Hyperfine structures of n-alkene cations (C 2H 4 +, C 3H 6 +), c-alkane cations (C 3H 6 +, C 5H 10 +, C 6H 12 +), and benzene cation (C 6H 6 +), have been studied by using B3LYP and MP2 methods based on the B3LYP optimized grometries, and the isotropic proton hyperfine coupling constants ( a(H)) are predicted. A 6-311G(d,p) basis was used. For C 2H 4 +, the B3LYP torsion angle value of 28° and MP2//B3LYP a(H) value of −3.2 G are the best ones reported to date. For n-C 3H 6 +, the B3LYP calculations predict a planar geometry (no twisting around the CC bond) and the calculated a(H) values are in agreement with experiment. For c-C 3H 6 +, and C 6H 6 +, the a(H) values predicted by the B3LYP//B3LYP and MP2//B3LYP calculations are in good agreement with the ESR experiments.
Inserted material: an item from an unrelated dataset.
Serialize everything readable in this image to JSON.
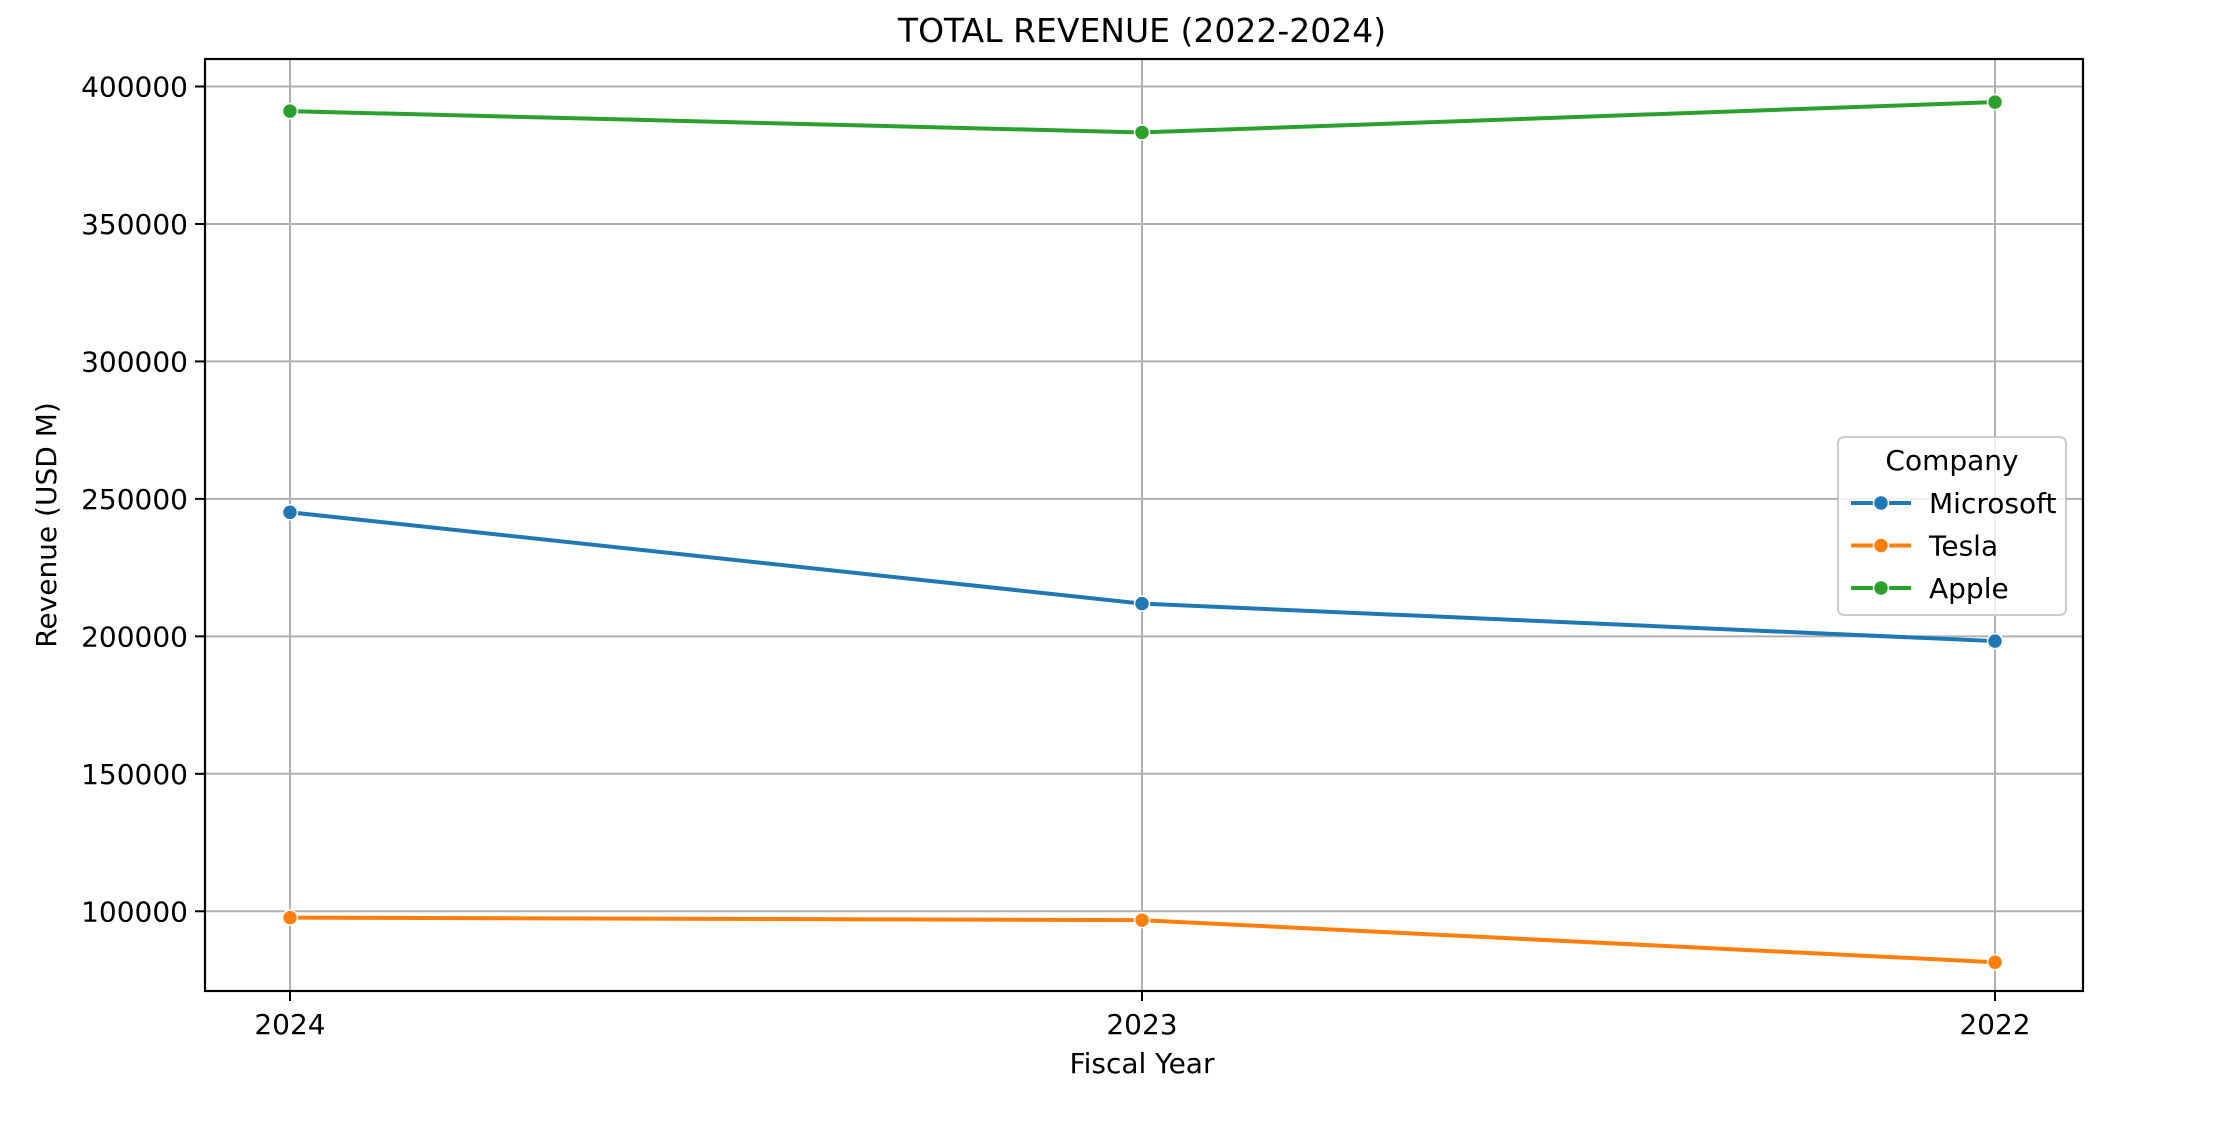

For c-C 5H 10 +, the B3LYP calculations predict a twisted C 2 structure and a bent C s structure (the previous MP2 calculations failed to predict the twisted structure), and the hyperfine structure calculations imply that assignment of the ESR spectra to the 2A state of C 2 conformation is favored. For c-C 6H 12 +, the B3LYP calculations predict that the ground state is 2A g of the C 2 h chair conformation, to which the ESR spectrum at 140 K is assigned, and suggest that the previously reported C s structure does not exit.